Ruim twee jaar geleden staken twee ondernemende Ieren het Kanaal over om in Brussel een fish-and-chipszaak te openen. Hun restaurant werd een eclatant succes. 2015 staat voor Bia Mara in het teken van uitbreiding. Uitbater Barry Wallace wil een tweede vestiging openen in een groter pand en het aanbod diversifiëren.
© Bia Mara
Fish-and-chips uit de verdomhoek
Het kan druk zijn in de smalle viszaak op de Kiekenmarkt. Belgen, maar ook expats en toeristen komen er in groten getale voor een snelle, maar smakelijke maaltijd. Zelfs het verwarmde terras zit ’s avonds meestal vol. Foodbloggers spreken van een culinaire revelatie omdat Bia Mara het blazoen heeft opgepoetst van een traditioneel gerecht dat als vet en weinig subtiel bekend staat. Het restaurant serveert een verbeterde versie: gebakken verse vis in een omhulsel van krokante broodkruimels of in tempura en dik gesneden frieten, aangevuld met huisbereide sauzen en diverse garnituren.
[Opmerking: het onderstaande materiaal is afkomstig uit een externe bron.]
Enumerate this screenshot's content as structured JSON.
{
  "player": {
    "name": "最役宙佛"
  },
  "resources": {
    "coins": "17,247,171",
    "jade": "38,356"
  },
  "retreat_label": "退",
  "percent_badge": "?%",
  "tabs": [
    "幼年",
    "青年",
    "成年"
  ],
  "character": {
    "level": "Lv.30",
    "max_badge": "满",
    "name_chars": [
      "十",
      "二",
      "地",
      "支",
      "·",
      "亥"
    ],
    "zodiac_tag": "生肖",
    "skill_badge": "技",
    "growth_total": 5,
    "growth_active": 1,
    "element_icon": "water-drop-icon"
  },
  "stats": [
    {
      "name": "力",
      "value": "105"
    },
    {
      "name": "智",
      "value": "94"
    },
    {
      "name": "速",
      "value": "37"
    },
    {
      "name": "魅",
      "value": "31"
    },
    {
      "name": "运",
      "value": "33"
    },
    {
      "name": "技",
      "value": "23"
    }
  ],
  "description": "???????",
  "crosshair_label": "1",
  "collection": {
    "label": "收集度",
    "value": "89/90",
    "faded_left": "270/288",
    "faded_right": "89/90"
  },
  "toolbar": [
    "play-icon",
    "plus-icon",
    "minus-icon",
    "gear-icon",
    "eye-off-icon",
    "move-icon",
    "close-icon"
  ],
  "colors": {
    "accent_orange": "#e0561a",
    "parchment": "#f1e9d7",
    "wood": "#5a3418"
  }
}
Het verhaal van Bia Mara, Iers voor zeevruchten, begon in Dublin. In 2011 startten Barry Wallace en Simon Whiteside met een marktkraam waar ze fish-and-chips op basis van makreel verkochten. In oktober 2012 kregen ze de mogelijkheid om in Brussel een restaurant te openen. De locatie was ideaal: in het centrum, vlak bij de Beurs en de Grote Markt, en in een gloednieuwe voetgangerszone. Vorig jaar in september trokken de Ieren opnieuw het Kanaal over. In Camden Town in Londen opende Hook zijn deuren.
“We willen de klanten meer tijd en ruimte bieden. Er komt ook ijs op de kaart.”
Het geheim van het succes zit volgens Barry Wallace in de originaliteit van het concept, hard werken en een doorgedreven visie. Versheid, kwaliteit en duurzaamheid staan daarbij centraal. Zo kiest Bia Mara bewust voor minder bekende vissoorten in plaats van de in het Verenigd Koninkrijk alomtegenwoordige kabeljauw: “We gebruiken nu al heel wat soorten die voor de kust van Cornwall worden gevangen zoals Engelse poon en harder. Als we ondergewaardeerde en minder gevangen vissoorten op de kaart zetten, kunnen we jongeren doen beseffen dat er meer dan kabeljauw alleen is.”
De jonge uitbaters zijn op zoek naar een tweede locatie in Brussel, bij voorkeur in de bovenstad bij het Kasteleinsplein. Vorig jaar hadden ze drie panden in het vizier, maar eenmaal werden ze op het laatste moment overtroefd door een hoger bod en de andere keren botsten ze op technische en juridische bezwaren. In de nieuwe vestiging willen ze de klanten meer tijd en ruimte bieden. Ze willen de menukaart ook uitbreiden met desserts en lanceren daarom zelfgemaakt ijs. Na Brussel mikken ze op filialen in Antwerpen en Amsterdam: “Een succesvolle onderneming moet groeien om aan de vraag te kunnen voldoen. Als we drie zaken hebben, kunnen we ervaring opdoen die nodig is om er zes aan te kunnen.”